Gabon: Court Cancels Former Chief Justice’s Appointment as Honorary President

Soukaina Sghir
Soukaina Sghir
3 Min Read
Gabon

In a significant turn of events, the Gabonese Constitutional Court announced on February 2nd the nullification of the appointment of Marie-Madeleine Mborantsuo, its former head from 1991 to 2023, to the position of honorary president. Mborantsuo had long been considered a stalwart of the power structure led by the Bongo family.

The court’s declaration serves as a clear repudiation. In Gabon, the Constitutional Court revealed the reversal of Marie-Madeleine Mborantsuo’s appointment as honorary president. The magistrate had presided over the country’s highest judicial body for over three decades and was perceived as a cornerstone of the ruling regime.

In justifying this decision, the court cited “procedural, formal, and substantive flaws” observed in the deliberation that appointed Marie-Madeleine Mborantsuo to the honorary presidency. Christian Bignoumba Fernandes, the senior judge of the Constitutional Court, conveyed this on February 2nd in a televised statement. The judge explained that the said deliberation was not recorded in the court’s registry, leading the judicial institution to “declare null and void” the said decision.

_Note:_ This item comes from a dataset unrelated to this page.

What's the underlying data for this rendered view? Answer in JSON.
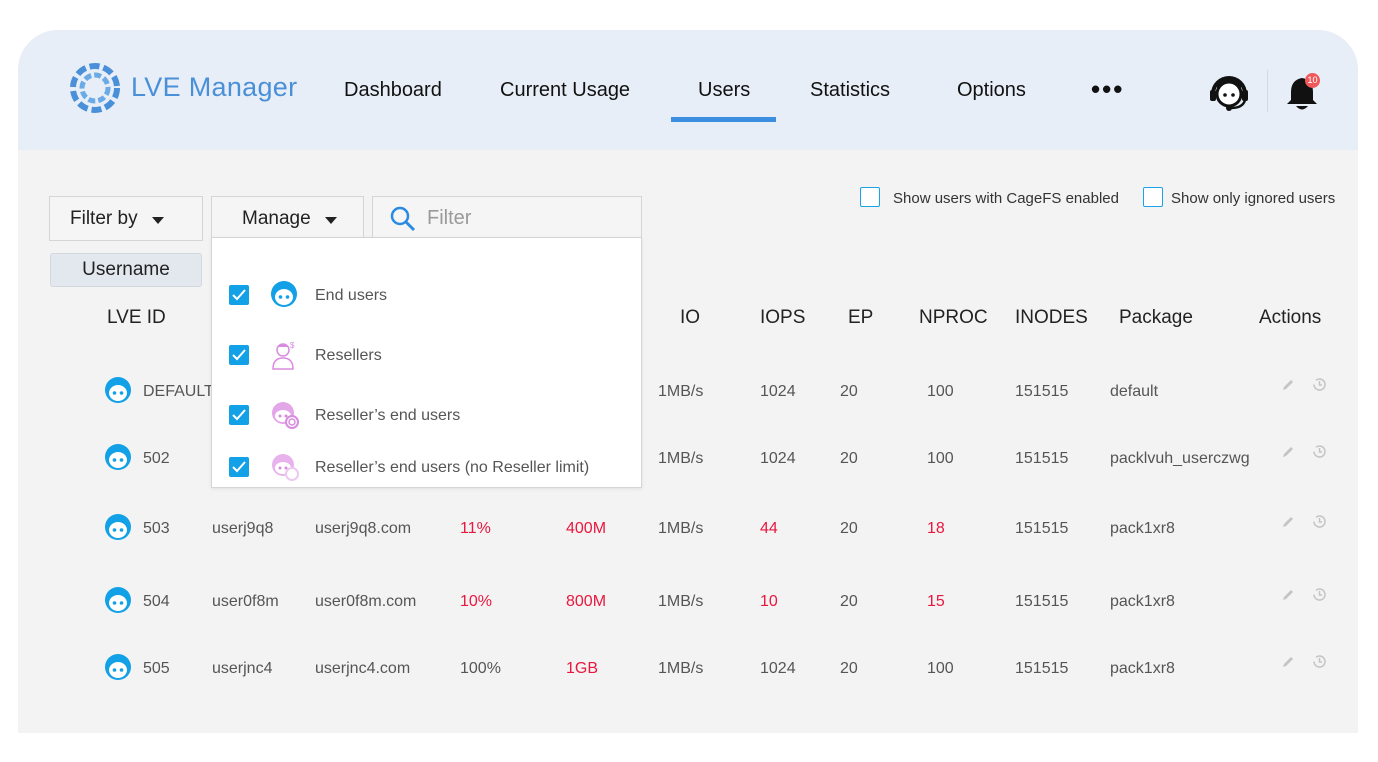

Remarkably, the announcement disclosed that the “iron lady,” as she was colloquially known, had been discreetly appointed on September 2, 2023. However, this information only surfaced last week, notably in the press and during the judicial opening ceremony, when Dieudonn√© Aba’A Owono, Mborantsuo’s successor, acknowledged the former judge, outlining her new responsibilities.

The reasons behind the court’s backtrack remain somewhat unclear. Nevertheless, political pressure had been mounting since Mborantsuo’s appointment. Social media and political circles accused the transitional authorities of deviating from the spirit of last August’s coup, retaining a key figure from the former regime in ostensibly honorary roles that still carry certain perks, including health coverage, travel expenses, and an official vehicle. Mborantsuo is also seen as a symbol of the old regime, having consistently validated even the most disputed presidential elections, enabling the Bongo family to maintain their grip on power.

While the law grants Mborantsuo the right to assume the position of honorary president, her recognition must be endorsed by her peers or the transitional president. Given her controversial role, questions arose about the merit of bestowing the honorary presidency upon her.

The court’s decision reflects a dynamic political landscape in Gabon, where the legacy of the former regime intertwines with the aspirations of a nation navigating a period of transition.